Inutile d’accuser notre intestin ou nos pieds. A moins de marcher sans chaussures dans la rue, la partie la plus «sale» du corps humain est bien la main. Avec une concentration record de bactéries,
elle représente un risque de transmission de maladies sous estimé selon Michel Cazaban, médecin hygiéniste au CHU de Nîmes. A l’occasion de la journée mondiale du lavage des mains, le 5 mai, il livre un message de prévention à l’attention des professionnels de santé, mais aussi de la population. Que trouve-t-on sur nos mains ? Sans vouloir sombrer dans la psychose, les mains sont une sorte de nid à bactéries où pullulent les germes. Environ 150 espèces différentes
y résideraient. «C’est un site privilégié.

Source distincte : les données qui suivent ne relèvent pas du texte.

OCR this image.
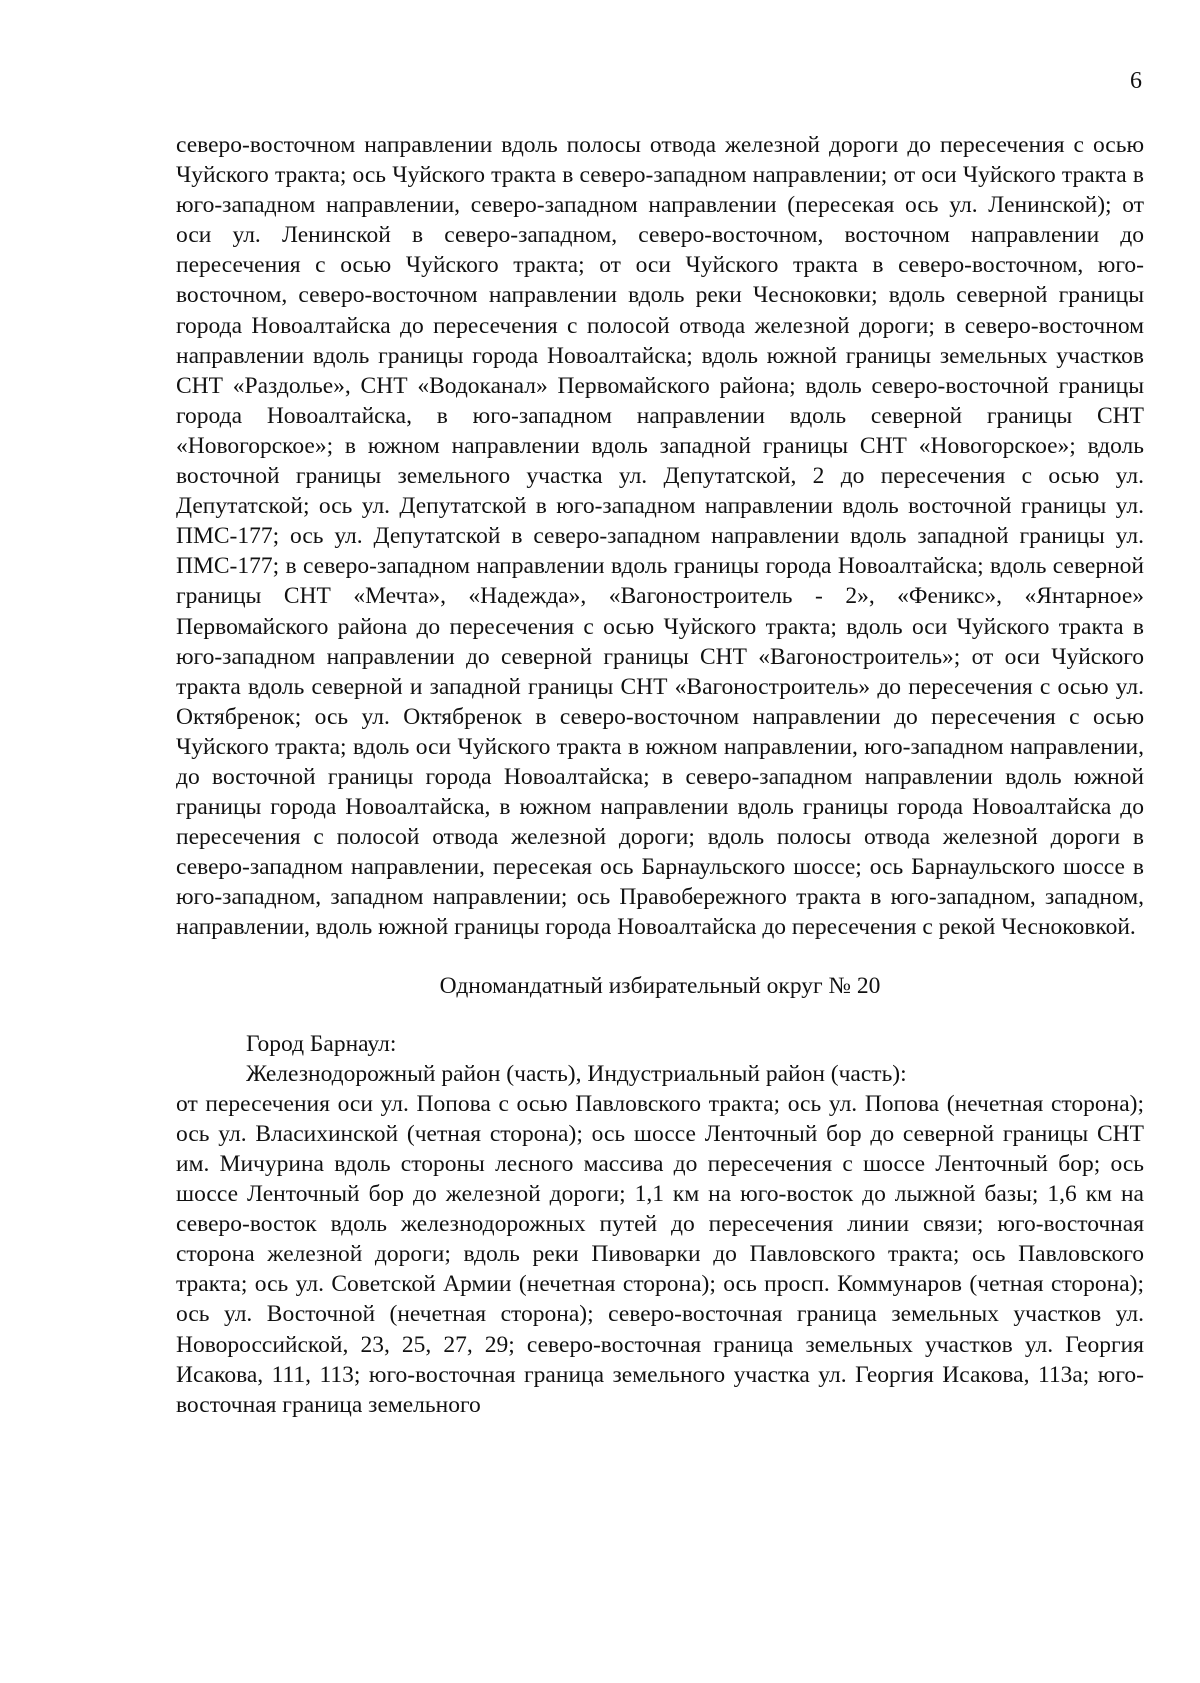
6

северо-восточном направлении вдоль полосы отвода железной дороги до пересечения с осью Чуйского тракта; ось Чуйского тракта в северо-западном направлении; от оси Чуйского тракта в юго-западном направлении, северо-западном направлении (пересекая ось ул. Ленинской); от оси ул. Ленинской в северо-западном, северо-восточном, восточном направлении до пересечения с осью Чуйского тракта; от оси Чуйского тракта в северо-восточном, юго-восточном, северо-восточном направлении вдоль реки Чесноковки; вдоль северной границы города Новоалтайска до пересечения с полосой отвода железной дороги; в северо-восточном направлении вдоль границы города Новоалтайска; вдоль южной границы земельных участков СНТ «Раздолье», СНТ «Водоканал» Первомайского района; вдоль северо-восточной границы города Новоалтайска, в юго-западном направлении вдоль северной границы СНТ «Новогорское»; в южном направлении вдоль западной границы СНТ «Новогорское»; вдоль восточной границы земельного участка ул. Депутатской, 2 до пересечения с осью ул. Депутатской; ось ул. Депутатской в юго-западном направлении вдоль восточной границы ул. ПМС-177; ось ул. Депутатской в северо-западном направлении вдоль западной границы ул. ПМС-177; в северо-западном направлении вдоль границы города Новоалтайска; вдоль северной границы СНТ «Мечта», «Надежда», «Вагоностроитель - 2», «Феникс», «Янтарное» Первомайского района до пересечения с осью Чуйского тракта; вдоль оси Чуйского тракта в юго-западном направлении до северной границы СНТ «Вагоностроитель»; от оси Чуйского тракта вдоль северной и западной границы СНТ «Вагоностроитель» до пересечения с осью ул. Октябренок; ось ул. Октябренок в северо-восточном направлении до пересечения с осью Чуйского тракта; вдоль оси Чуйского тракта в южном направлении, юго-западном направлении, до восточной границы города Новоалтайска; в северо-западном направлении вдоль южной границы города Новоалтайска, в южном направлении вдоль границы города Новоалтайска до пересечения с полосой отвода железной дороги; вдоль полосы отвода железной дороги в северо-западном направлении, пересекая ось Барнаульского шоссе; ось Барнаульского шоссе в юго-западном, западном направлении; ось Правобережного тракта в юго-западном, западном, направлении, вдоль южной границы города Новоалтайска до пересечения с рекой Чесноковкой.

Одномандатный избирательный округ № 20

Город Барнаул:

Железнодорожный район (часть), Индустриальный район (часть):

от пересечения оси ул. Попова с осью Павловского тракта; ось ул. Попова (нечетная сторона); ось ул. Власихинской (четная сторона); ось шоссе Ленточный бор до северной границы СНТ им. Мичурина вдоль стороны лесного массива до пересечения с шоссе Ленточный бор; ось шоссе Ленточный бор до железной дороги; 1,1 км на юго-восток до лыжной базы; 1,6 км на северо-восток вдоль железнодорожных путей до пересечения линии связи; юго-восточная сторона железной дороги; вдоль реки Пивоварки до Павловского тракта; ось Павловского тракта; ось ул. Советской Армии (нечетная сторона); ось просп. Коммунаров (четная сторона); ось ул. Восточной (нечетная сторона); северо-восточная граница земельных участков ул. Новороссийской, 23, 25, 27, 29; северо-восточная граница земельных участков ул. Георгия Исакова, 111, 113; юго-восточная граница земельного участка ул. Георгия Исакова, 113а; юго-восточная граница земельного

En améliorant l’hygiène des mains, on diminue la fréquence des infections. C’est linéaire», indique le médecin qui évoque la présence de staphylocoques ou d’entérobactéries, situées à l’origine dans le tube digestif. Sachant que seulement 5% des personnes se lavent les mains correctement après être passé aux toilettes (selon une étude des chercheurs de l’université du Michigan), une poignée de main anodine peut vous valoir une bonne diarrhée, voire un ulcère gastrique. Selon le spécialiste, les bijoux, les faux ongles ou le vernis représentent aussi un facteur aggravant des risques de contamination dans la mesure où ils ne sont jamais désinfectés. Quel risque de transmission ? 90% des infections sont transmises par les mains, alors qu’à l’hôpital, 5 à 6% des patients développent
une infection associée aux soins. Les infections urinaires, respiratoires, ou sanguines sont évoquées. Un lavage soigné des mains diminuerait de 30% le risque de maladies sur une année, même si la plupart des milliers de germes présents sur nos mains sont inoffensifs. «On est perclus de microbes mais heureusement, on n’est pas toujours malades, poursuit l’hygiéniste. Il ne faut pas être parano non plus.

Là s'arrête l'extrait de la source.